NextChat with MCP Server Builder is a modified version of NextChat that enables the creation and deployment of Model Context Protocol (MCP) servers through a chat interface. It uses OpenRouter to access a variety of LLM models, allowing users to easily build and deploy custom AI tools.

How to use NextChat with MCP Server Builder?

To use this, clone the repository, install dependencies, configure the .env.local file with your OpenRouter API key, and start the development server. Then, initiate a new chat and use phrases like 'Create an MCP server' to start the server creation process, following the prompts to define the server's functionality. The system will then extract tools and provide integration instructions.

Key features of NextChat with MCP Server Builder

  • Chat-based MCP Server Creation

  • Automatic Tool Extraction

  • One-click Deployment (simulated)

  • Integration Guides for various AI systems

  • OpenRouter Integration

Use cases of NextChat with MCP Server Builder

  • Creating custom AI tools for specific tasks

  • Building and deploying AI-powered APIs

  • Integrating AI functionalities into existing applications

  • Rapid prototyping of AI-driven services

FAQ from NextChat with MCP Server Builder

What is an MCP server?

An MCP (Model Context Protocol) server provides a standardized way to interact with AI models and tools, allowing them to be easily integrated into different applications.

What is OpenRouter?

OpenRouter is a service that provides access to a wide range of LLM models through a single API key.

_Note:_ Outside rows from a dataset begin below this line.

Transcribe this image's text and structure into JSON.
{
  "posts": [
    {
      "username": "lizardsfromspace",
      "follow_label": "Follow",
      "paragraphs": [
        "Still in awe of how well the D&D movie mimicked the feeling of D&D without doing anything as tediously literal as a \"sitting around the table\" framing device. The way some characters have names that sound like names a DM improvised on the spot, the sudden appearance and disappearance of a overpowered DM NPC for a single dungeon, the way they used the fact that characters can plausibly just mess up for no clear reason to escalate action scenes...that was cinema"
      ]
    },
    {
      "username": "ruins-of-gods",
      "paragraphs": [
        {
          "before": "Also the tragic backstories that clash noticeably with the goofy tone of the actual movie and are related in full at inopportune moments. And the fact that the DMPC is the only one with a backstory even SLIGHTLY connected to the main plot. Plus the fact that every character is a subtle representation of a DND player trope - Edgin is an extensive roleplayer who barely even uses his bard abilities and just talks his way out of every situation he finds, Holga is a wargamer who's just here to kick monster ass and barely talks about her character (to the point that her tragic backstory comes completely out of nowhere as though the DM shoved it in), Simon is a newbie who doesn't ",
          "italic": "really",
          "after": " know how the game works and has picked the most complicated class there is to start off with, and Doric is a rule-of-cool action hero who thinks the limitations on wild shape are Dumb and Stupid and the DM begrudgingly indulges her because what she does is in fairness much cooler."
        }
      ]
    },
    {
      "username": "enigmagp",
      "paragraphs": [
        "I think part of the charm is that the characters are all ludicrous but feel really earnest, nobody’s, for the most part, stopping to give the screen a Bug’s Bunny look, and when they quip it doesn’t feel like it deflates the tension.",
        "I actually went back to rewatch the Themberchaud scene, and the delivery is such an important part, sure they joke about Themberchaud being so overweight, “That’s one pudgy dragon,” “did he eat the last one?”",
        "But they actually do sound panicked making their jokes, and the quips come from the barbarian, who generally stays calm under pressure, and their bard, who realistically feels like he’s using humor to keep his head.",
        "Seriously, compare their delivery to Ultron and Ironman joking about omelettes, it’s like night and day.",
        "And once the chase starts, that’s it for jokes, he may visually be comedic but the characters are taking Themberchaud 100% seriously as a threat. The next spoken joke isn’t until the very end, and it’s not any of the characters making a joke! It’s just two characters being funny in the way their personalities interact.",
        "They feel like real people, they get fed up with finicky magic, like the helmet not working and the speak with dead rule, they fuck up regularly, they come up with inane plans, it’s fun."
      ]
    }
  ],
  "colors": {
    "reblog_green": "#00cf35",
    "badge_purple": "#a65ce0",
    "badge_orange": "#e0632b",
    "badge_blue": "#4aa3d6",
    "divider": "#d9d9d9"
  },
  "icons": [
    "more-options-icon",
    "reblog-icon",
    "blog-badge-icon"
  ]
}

How does the tool extraction work?

The system uses pattern matching to identify keywords in the user's description that indicate specific tool types, such as calculator or translation tools.

Is the deployment real?

The current implementation simulates deployment with mock URLs. A production environment would connect to a real deployment service.

Can I use other LLMs besides the default one?

Yes, you can change the DEFAULT_MODEL and CUSTOM_MODELS variables in the .env.local file to use other models available through OpenRouter.